概念 - 脑裂
参考资料
wiki百科概念
Split-brain is a computer term, based on an analogy with the medical Split-brain syndrome. It indicates data or availability inconsistencies originating from the maintenance of two separate data sets with overlap in scope, either because of servers in a network design, or a failure condition based on servers not communicating and synchronizing their data to each other. This last case is also commonly referred to as a network partition.

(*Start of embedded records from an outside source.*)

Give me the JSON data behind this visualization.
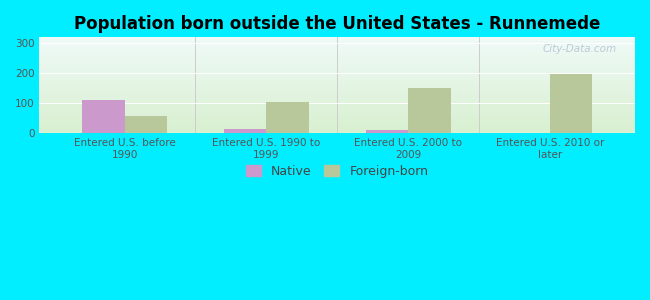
{
  "title": "Population born outside the United States - Runnemede",
  "categories": [
    "Entered U.S. before\n1990",
    "Entered U.S. 1990 to\n1999",
    "Entered U.S. 2000 to\n2009",
    "Entered U.S. 2010 or\nlater"
  ],
  "native_values": [
    110,
    13,
    10,
    0
  ],
  "foreign_values": [
    57,
    105,
    150,
    197
  ],
  "native_color": "#cc99cc",
  "foreign_color": "#b8c89a",
  "background_color": "#00eeff",
  "plot_bg_top": "#f0faf8",
  "plot_bg_bottom": "#d8f0d0",
  "ylim": [
    0,
    320
  ],
  "yticks": [
    0,
    100,
    200,
    300
  ],
  "bar_width": 0.3,
  "title_fontsize": 12,
  "tick_fontsize": 7.5,
  "legend_fontsize": 9,
  "watermark_text": "City-Data.com",
  "separator_color": "#cccccc",
  "grid_color": "#dddddd",
  "tick_color": "#555555"
}
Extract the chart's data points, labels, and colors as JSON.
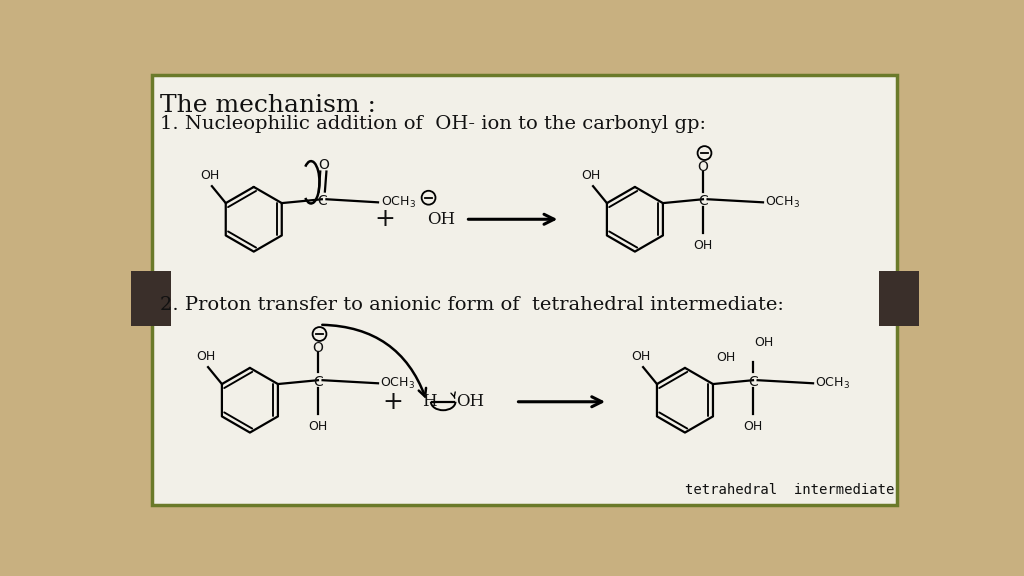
{
  "bg_color": "#c8b080",
  "panel_color": "#f2f0e8",
  "panel_border_color": "#6b7a2a",
  "title_text": "The mechanism :",
  "step1_text": "1. Nucleophilic addition of  OH- ion to the carbonyl gp:",
  "step2_text": "2. Proton transfer to anionic form of  tetrahedral intermediate:",
  "footer_text": "tetrahedral  intermediate",
  "text_color": "#111111",
  "lw": 1.6
}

High-availability clusters usually use a heartbeat private network connection which is used to monitor the health and status of each node in the cluster.

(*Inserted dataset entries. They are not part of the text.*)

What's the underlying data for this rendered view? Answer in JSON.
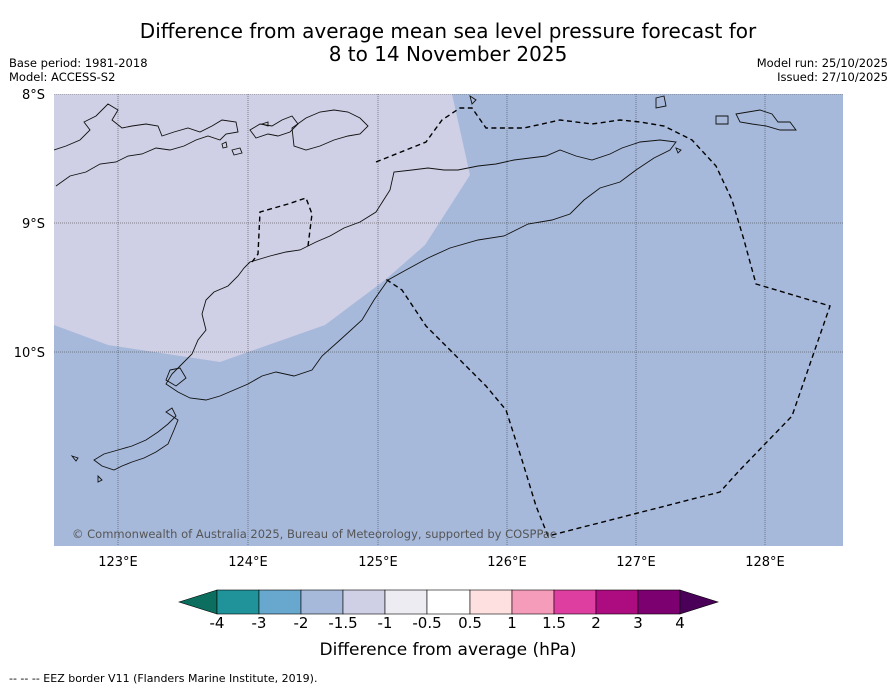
{
  "title": {
    "line1": "Difference from average mean sea level pressure forecast for",
    "line2": "8 to 14 November 2025"
  },
  "meta": {
    "base_period": "Base period: 1981-2018",
    "model": "Model: ACCESS-S2",
    "model_run": "Model run: 25/10/2025",
    "issued": "Issued: 27/10/2025"
  },
  "map": {
    "lat_labels": [
      "8°S",
      "9°S",
      "10°S"
    ],
    "lon_labels": [
      "123°E",
      "124°E",
      "125°E",
      "126°E",
      "127°E",
      "128°E"
    ],
    "copyright": "© Commonwealth of Australia 2025, Bureau of Meteorology, supported by COSPPac",
    "anomaly_region_bin": "-1.5 to -1",
    "background_bin": "-2 to -1.5"
  },
  "colorbar": {
    "title": "Difference from average (hPa)",
    "labels": [
      "-4",
      "-3",
      "-2",
      "-1.5",
      "-1",
      "-0.5",
      "0.5",
      "1",
      "1.5",
      "2",
      "3",
      "4"
    ],
    "colors": {
      "under": "#0c6e5e",
      "c1": "#1f9399",
      "c2": "#68a8cf",
      "c3": "#a7b9db",
      "c4": "#cfcfe5",
      "c5": "#ececf2",
      "c6": "#ffffff",
      "c7": "#ffe0e0",
      "c8": "#f59cbb",
      "c9": "#de3ea0",
      "c10": "#ad0b80",
      "c11": "#7c0070",
      "over": "#4a0058"
    }
  },
  "footnote": "--  --  -- EEZ border V11 (Flanders Marine Institute, 2019)."
}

Approaches for dealing with split-brain:
The optimistic approaches simply let the partitioned nodes work as usual; this provides a greater level of availability, at the cost of sacrificing correctness. Once the problem has ended, automatic or manual reconciliation might be required in order to have the cluster in a consistent state. One current implementation for this approach is Hazelcast, which does automatic reconciliation of its key-value store.[3]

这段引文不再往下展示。